You simply can’t be an actor, director, playwright, producer—anything—without knowing something about The Group Theatre, that legendary ensemble of theater people that began in 1931 (started by Lee Strasberg, Cheryl Crawford and Harold Clurman) and included Stella Adler, Elia Kazan, Clifford Odets, Lee J. Cobb, Marc Blitzstein, and scores of other iconic, practically name brand, theater artists.
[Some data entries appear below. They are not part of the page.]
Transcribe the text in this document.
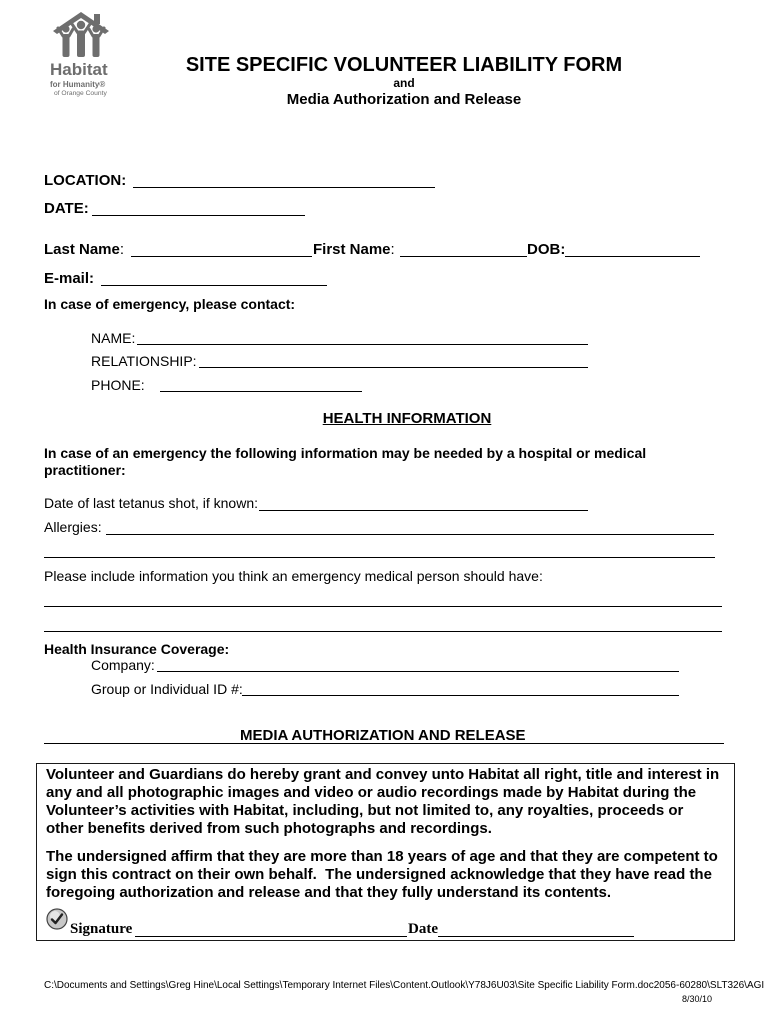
Habitat
for Humanity®
of Orange County
SITE SPECIFIC VOLUNTEER LIABILITY FORM
and
Media Authorization and Release
LOCATION:
DATE:
Last Name:	First Name:	DOB:
E-mail:
In case of emergency, please contact:
NAME:
RELATIONSHIP:
PHONE:
HEALTH INFORMATION
In case of an emergency the following information may be needed by a hospital or medical
practitioner:
Date of last tetanus shot, if known:
Allergies:
Please include information you think an emergency medical person should have:
Health Insurance Coverage:
Company:
Group or Individual ID #:
MEDIA AUTHORIZATION AND RELEASE
Volunteer and Guardians do hereby grant and convey unto Habitat all right, title and interest in
any and all photographic images and video or audio recordings made by Habitat during the
Volunteer’s activities with Habitat, including, but not limited to, any royalties, proceeds or
other benefits derived from such photographs and recordings.
The undersigned affirm that they are more than 18 years of age and that they are competent to
sign this contract on their own behalf.  The undersigned acknowledge that they have read the
foregoing authorization and release and that they fully understand its contents.
Signature	Date
C:\Documents and Settings\Greg Hine\Local Settings\Temporary Internet Files\Content.Outlook\Y78J6U03\Site Specific Liability Form.doc2056-60280\SLT326\AGI
8/30/10
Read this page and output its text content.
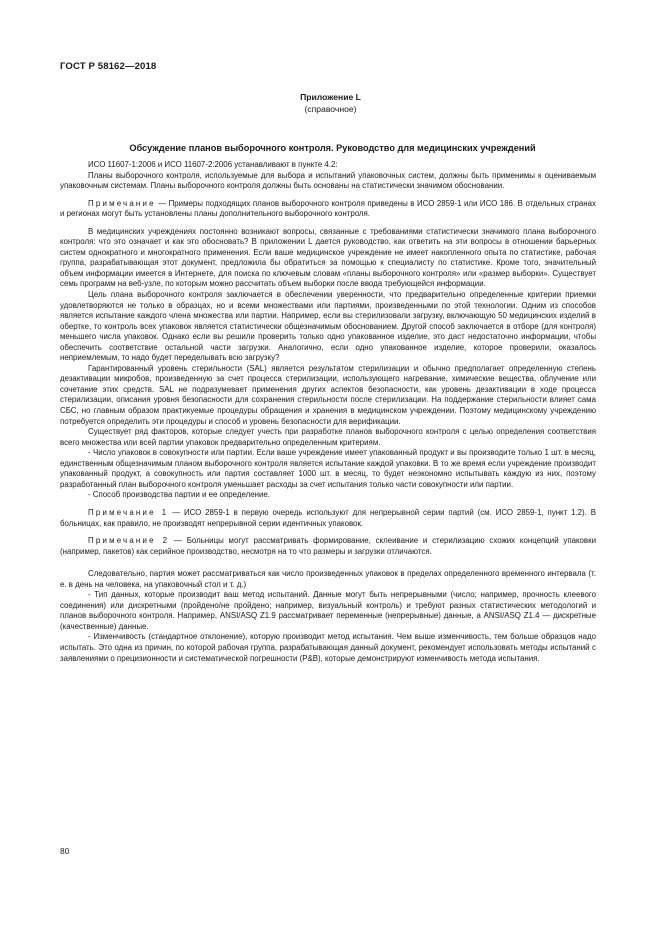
ГОСТ Р 58162—2018
Приложение L
(справочное)
Обсуждение планов выборочного контроля. Руководство для медицинских учреждений

ИСО 11607-1:2006 и ИСО 11607-2:2006 устанавливают в пункте 4.2:

Планы выборочного контроля, используемые для выбора и испытаний упаковочных систем, должны быть применимы к оцениваемым упаковочным системам. Планы выборочного контроля должны быть основаны на статистически значимом обосновании.

Примечание — Примеры подходящих планов выборочного контроля приведены в ИСО 2859-1 или ИСО 186. В отдельных странах и регионах могут быть установлены планы дополнительного выборочного контроля.

В медицинских учреждениях постоянно возникают вопросы, связанные с требованиями статистически значимого плана выборочного контроля: что это означает и как это обосновать? В приложении L дается руководство, как ответить на эти вопросы в отношении барьерных систем однократного и многократного применения. Если ваше медицинское учреждение не имеет накопленного опыта по статистике, рабочая группа, разрабатывающая этот документ, предложила бы обратиться за помощью к специалисту по статистике. Кроме того, значительный объем информации имеется в Интернете, для поиска по ключевым словам «планы выборочного контроля» или «размер выборки». Существует семь программ на веб-узле, по которым можно рассчитать объем выборки после ввода требующейся информации.

Цель плана выборочного контроля заключается в обеспечении уверенности, что предварительно определенные критерии приемки удовлетворяются не только в образцах, но и всеми множествами или партиями, произведенными по этой технологии. Одним из способов является испытание каждого члена множества или партии. Например, если вы стерилизовали загрузку, включающую 50 медицинских изделий в обертке, то контроль всех упаковок является статистически общезначимым обоснованием. Другой способ заключается в отборе (для контроля) меньшего числа упаковок. Однако если вы решили проверить только одно упакованное изделие, это даст недостаточно информации, чтобы обеспечить соответствие остальной части загрузки. Аналогично, если одно упакованное изделие, которое проверили, оказалось неприемлемым, то надо будет переделывать всю загрузку?

Гарантированный уровень стерильности (SAL) является результатом стерилизации и обычно предполагает определенную степень дезактивации микробов, произведенную за счет процесса стерилизации, использующего нагревание, химические вещества, облучение или сочетание этих средств. SAL не подразумевает применения других аспектов безопасности, как уровень дезактивации в ходе процесса стерилизации, описания уровня безопасности для сохранения стерильности после стерилизации. На поддержание стерильности влияет сама СБС, но главным образом практикуемые процедуры обращения и хранения в медицинском учреждении. Поэтому медицинскому учреждению потребуется определить эти процедуры и способ и уровень безопасности для верификации.

Существует ряд факторов, которые следует учесть при разработке планов выборочного контроля с целью определения соответствия всего множества или всей партии упаковок предварительно определенным критериям.

- Число упаковок в совокупности или партии. Если ваше учреждение имеет упакованный продукт и вы производите только 1 шт. в месяц, единственным общезначимым планом выборочного контроля является испытание каждой упаковки. В то же время если учреждение производит упакованный продукт, а совокупность или партия составляет 1000 шт. в месяц, то будет неэкономно испытывать каждую из них, поэтому разработанный план выборочного контроля уменьшает расходы за счет испытания только части совокупности или партии.

- Способ производства партии и ее определение.

Примечание 1 — ИСО 2859-1 в первую очередь используют для непрерывной серии партий (см. ИСО 2859-1, пункт 1.2). В больницах, как правило, не производят непрерывной серии идентичных упаковок.

Примечание 2 — Больницы могут рассматривать формирование, склеивание и стерилизацию схожих концепций упаковки (например, пакетов) как серийное производство, несмотря на то что размеры и загрузки отличаются.

Следовательно, партия может рассматриваться как число произведенных упаковок в пределах определенного временного интервала (т. е. в день на человека, на упаковочный стол и т. д.)

- Тип данных, которые производит ваш метод испытаний. Данные могут быть непрерывными (число; например, прочность клеевого соединения) или дискретными (пройдено/не пройдено; например, визуальный контроль) и требуют разных статистических методологий и планов выборочного контроля. Например, ANSI/ASQ Z1.9 рассматривает переменные (непрерывные) данные, а ANSI/ASQ Z1.4 — дискретные (качественные) данные.

- Изменчивость (стандартное отклонение), которую производит метод испытания. Чем выше изменчивость, тем больше образцов надо испытать. Это одна из причин, по которой рабочая группа, разрабатывающая данный документ, рекомендует использовать методы испытаний с заявлениями о прецизионности и систематической погрешности (P&B), которые демонстрируют изменчивость метода испытания.

80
And on Monday, June 4, at CUNY’s Graduate Center, there will be a free all-day tribute to the Group Theatre entitled The Group Theatre: A 75th Anniversary Celebration, which should prove fascinating for all students of the theater and for everyone who’d like to learn more about this amazing, game-changing organization. Readings, panel discussions, and film and video showings will take place from 2-8:30 p.m. For more information, visit web.gc.cuny.edu/mestc/events/s12/group-theatre-html. 

HE’S ALL HEART

Of course, the heart in question is a dark one, because I’m speaking of playwright/screenwriter Neil LaBute, whose plays and films do not generally, how shall I say, come with a sunny outlook. Passion, deep and curdling emotions, sexual negotiations, infidelity—tip of the iceberg! Coming up at MCC Theater are four nights of benefit performances of Mr. LaBute’s new short play series entitled The Heart of the Matter, which receives a staged reading from June 13-16 at MCC. Each play in The Heart of the Matter takes a look at a pair of lovers in crisis—de rigeur in LaBute Land! Carolyn Canter directs, Krysten Ritter (AMC’s Breaking Bad) stars. www.mcctheater.org. 

STORY TIME

Open just about any work of fiction and you’ll see near the front of the book a disclaimer of sorts that alludes to the idea that everything contained therein “resembling actual persons living or dead is a coincidence” and all of it is a product of the author’s imagination, etc. Well… yes! And, um, no. The thin line between truth-telling and truth-bending is at the heart of Megan Hart’s This Is Fiction, which receives its World Premiere from InViolet Repertory Theater beginning June 12 at Cherry Lane Studio Theatre. Amy is an aspiring young writer whose first novel is about to be published; before it does, she must break the news to her family that her novel is not entirely… fiction. Veteran stage, film and television actor Richard Masur stars, along with Bernardo Cubria, Aubyn Philabaum, and Michelle David. Performances continue through June 30. 

BACK, AND BLUE

One of our most venerable and legendary cabaret artistes is the inimitable Baby Jane Dexter, who proves—as if anyone had any doubts—that she is “Still Bad, Still Blue,” which also happens to be the title of her latest musical magnum opus, and which critics have been calling her best show to date. “Still Bad…” returns to the Metropolitan Room for 5 shows only from June 1 to 29, and will find BJD taking on songs by such composers and lyricists as Stephen Sondheim, Abbey Lincoln, Bessie Smith and Jimmy McHugh & Dorothy Fields, among others, as only she can. Life, once again, is a cabaret. www.metropolitanroom.com.